As always, she finds a way to surprise him. "You didn't though. You didn't forget me. That's what brought you back to me, isn't it?" She says through her sobs, she smiles a little bit and he can see in her eyes how much she believes it. A disgrace took him away from her but fate brought him back. "I love you so much," he says, he knows it's not the first time he says it but it feels like it's the best.
"I still don't understand though," he says after a while, the need of clarification still strong, "how come I still have some memories of our sixth year and the battle all without you?" it scares him, how selective his memory loss was.
"The healers didn't have a reason," she replies, "brain damages are very difficult to understand. They are unpredictable and they can have unexplainable effects." Her answer is analytic, no doubt she studied every little detail of the subject. "Your memory loss affected only a certain aspect of your life. The one you shared with me, to be more precise. We cannot know why, only that it happened." He knows she has pardoned him a very long time ago but he still wondered if he could ever forgive himself.
"I am so sorry," he says, somehow it feels like it isn't enough, "I wish I could take it all back, never make it happen. I wish you never had to go through all of that." she kisses him then, keeps kissing him until they are both breathless. "It's not your fault, Draco," she says, seriously, "please don't ever think that I will ever hold it against you. It wasn't easy but it's through, it's gone now. We are good now. Let's live in the present." He agrees and swears – by himself – that he'll live to make it up to her.

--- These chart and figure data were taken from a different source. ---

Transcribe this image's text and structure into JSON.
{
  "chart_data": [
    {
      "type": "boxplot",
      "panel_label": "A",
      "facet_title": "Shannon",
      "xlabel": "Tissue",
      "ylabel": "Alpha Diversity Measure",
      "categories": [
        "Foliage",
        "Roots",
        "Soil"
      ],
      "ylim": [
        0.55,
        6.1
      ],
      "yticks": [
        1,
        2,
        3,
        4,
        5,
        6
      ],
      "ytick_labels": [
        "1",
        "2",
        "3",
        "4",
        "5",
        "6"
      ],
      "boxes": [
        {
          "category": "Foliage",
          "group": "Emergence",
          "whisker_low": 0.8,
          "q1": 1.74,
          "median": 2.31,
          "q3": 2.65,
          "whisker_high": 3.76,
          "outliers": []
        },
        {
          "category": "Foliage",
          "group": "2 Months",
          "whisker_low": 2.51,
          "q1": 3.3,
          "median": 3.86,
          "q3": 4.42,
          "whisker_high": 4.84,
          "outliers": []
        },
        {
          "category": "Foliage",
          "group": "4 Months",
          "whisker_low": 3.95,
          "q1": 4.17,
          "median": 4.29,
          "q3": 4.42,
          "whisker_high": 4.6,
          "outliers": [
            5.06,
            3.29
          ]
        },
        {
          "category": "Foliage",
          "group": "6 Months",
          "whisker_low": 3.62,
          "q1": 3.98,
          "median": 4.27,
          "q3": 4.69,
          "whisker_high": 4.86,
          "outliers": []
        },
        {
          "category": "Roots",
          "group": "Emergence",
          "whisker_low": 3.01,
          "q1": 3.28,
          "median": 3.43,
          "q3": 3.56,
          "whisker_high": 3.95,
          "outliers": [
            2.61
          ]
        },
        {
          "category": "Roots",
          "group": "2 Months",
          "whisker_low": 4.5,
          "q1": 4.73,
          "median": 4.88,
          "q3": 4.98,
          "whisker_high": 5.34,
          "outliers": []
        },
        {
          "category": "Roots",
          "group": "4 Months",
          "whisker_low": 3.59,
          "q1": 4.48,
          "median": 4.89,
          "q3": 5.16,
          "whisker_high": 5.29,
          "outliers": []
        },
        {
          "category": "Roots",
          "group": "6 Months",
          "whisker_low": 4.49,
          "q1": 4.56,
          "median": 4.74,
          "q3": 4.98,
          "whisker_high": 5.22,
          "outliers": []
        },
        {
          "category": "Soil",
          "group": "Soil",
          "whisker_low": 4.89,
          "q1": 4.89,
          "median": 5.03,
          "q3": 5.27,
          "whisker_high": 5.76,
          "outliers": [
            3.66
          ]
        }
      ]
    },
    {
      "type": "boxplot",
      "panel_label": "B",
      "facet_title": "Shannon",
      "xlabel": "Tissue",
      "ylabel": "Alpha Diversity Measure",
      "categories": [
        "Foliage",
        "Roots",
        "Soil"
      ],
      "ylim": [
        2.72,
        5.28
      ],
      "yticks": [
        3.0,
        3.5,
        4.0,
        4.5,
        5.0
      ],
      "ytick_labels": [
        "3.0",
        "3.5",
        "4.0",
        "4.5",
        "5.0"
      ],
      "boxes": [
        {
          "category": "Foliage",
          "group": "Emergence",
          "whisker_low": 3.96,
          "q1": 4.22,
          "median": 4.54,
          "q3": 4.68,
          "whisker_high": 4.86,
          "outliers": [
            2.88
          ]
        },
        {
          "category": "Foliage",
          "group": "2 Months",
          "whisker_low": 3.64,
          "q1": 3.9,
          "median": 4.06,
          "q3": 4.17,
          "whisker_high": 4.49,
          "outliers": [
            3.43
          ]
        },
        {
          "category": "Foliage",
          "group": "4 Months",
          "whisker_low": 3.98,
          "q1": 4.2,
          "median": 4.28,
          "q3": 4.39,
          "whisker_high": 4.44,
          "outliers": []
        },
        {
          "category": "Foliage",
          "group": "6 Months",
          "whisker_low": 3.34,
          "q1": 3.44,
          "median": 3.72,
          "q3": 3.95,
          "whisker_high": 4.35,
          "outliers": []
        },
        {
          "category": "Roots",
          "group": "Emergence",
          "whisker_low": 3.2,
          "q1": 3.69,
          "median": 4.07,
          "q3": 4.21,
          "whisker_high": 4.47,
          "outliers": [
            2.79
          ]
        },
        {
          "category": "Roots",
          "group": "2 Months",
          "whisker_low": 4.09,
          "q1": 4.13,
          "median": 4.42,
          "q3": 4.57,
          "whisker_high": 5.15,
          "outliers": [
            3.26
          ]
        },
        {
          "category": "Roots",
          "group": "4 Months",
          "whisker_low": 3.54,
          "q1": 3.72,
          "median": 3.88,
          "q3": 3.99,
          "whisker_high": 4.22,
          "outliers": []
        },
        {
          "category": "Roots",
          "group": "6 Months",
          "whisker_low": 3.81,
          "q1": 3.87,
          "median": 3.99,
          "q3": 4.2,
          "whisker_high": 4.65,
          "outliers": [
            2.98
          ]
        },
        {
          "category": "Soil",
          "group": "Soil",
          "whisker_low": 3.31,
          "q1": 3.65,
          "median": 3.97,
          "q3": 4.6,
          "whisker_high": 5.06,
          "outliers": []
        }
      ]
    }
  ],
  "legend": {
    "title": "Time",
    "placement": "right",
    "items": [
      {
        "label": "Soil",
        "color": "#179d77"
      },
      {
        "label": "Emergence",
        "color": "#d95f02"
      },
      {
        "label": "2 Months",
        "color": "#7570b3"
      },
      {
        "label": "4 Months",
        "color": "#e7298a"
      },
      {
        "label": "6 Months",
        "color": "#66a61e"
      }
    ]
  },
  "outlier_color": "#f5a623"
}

He has the predicted breakdown two days after she told him the whole story. He is pacing inside her apartment, which had become a shared flat some time ago, muttering intelligible words. "What's wrong, Draco?" She asks, concern in her voice. "It's so unfair!" he screams, both angry and sad beyond repair. "How could that happen with a stupid head wound? We were in the middle of a magical war and all it took to lose my memory was a fucking pathetic fall?" he directs his anger at himself, at the situation, at all the odds that stood against him. "It happens, Draco," she says, calmly, showing a control he currently doesn't possess, "it serves as a reminder, doesn't it?" he looks at her for the first time since his temper tantrum and he must have shown confusion with his features, "it reminds us that above all, above being wizards and witches, we are human beings. We are human beings and a simple fall could change our life forever." He ponders that sentence solemnly, he calms himself down and reaches out for her. "Sometimes I forget you truly are the brightest. Thank you." She smiles.
They make love for the first time ever that same night. It's perfect and so special he wishes he could spend the rest of his life in a wonderful embrace between the sheets with his lover.
Her soft skin under his hands and the little sighs she exhales are enough to bring him to the verge of madness. It's slow, sensual, and at the same time frantic.
They hold each other long after they're both finished, caressing their skin and murmuring little things in the dark.
In that moment they both understand they can make it. They were always meant to be and nothing, not even a war or an illness could set them apart. He might never get his memories back, they somewhat came to terms with it. There's no use into dwelling into the past and forgetting to live. They have a whole life ahead of them. They will live it together. And together they will forge new memories.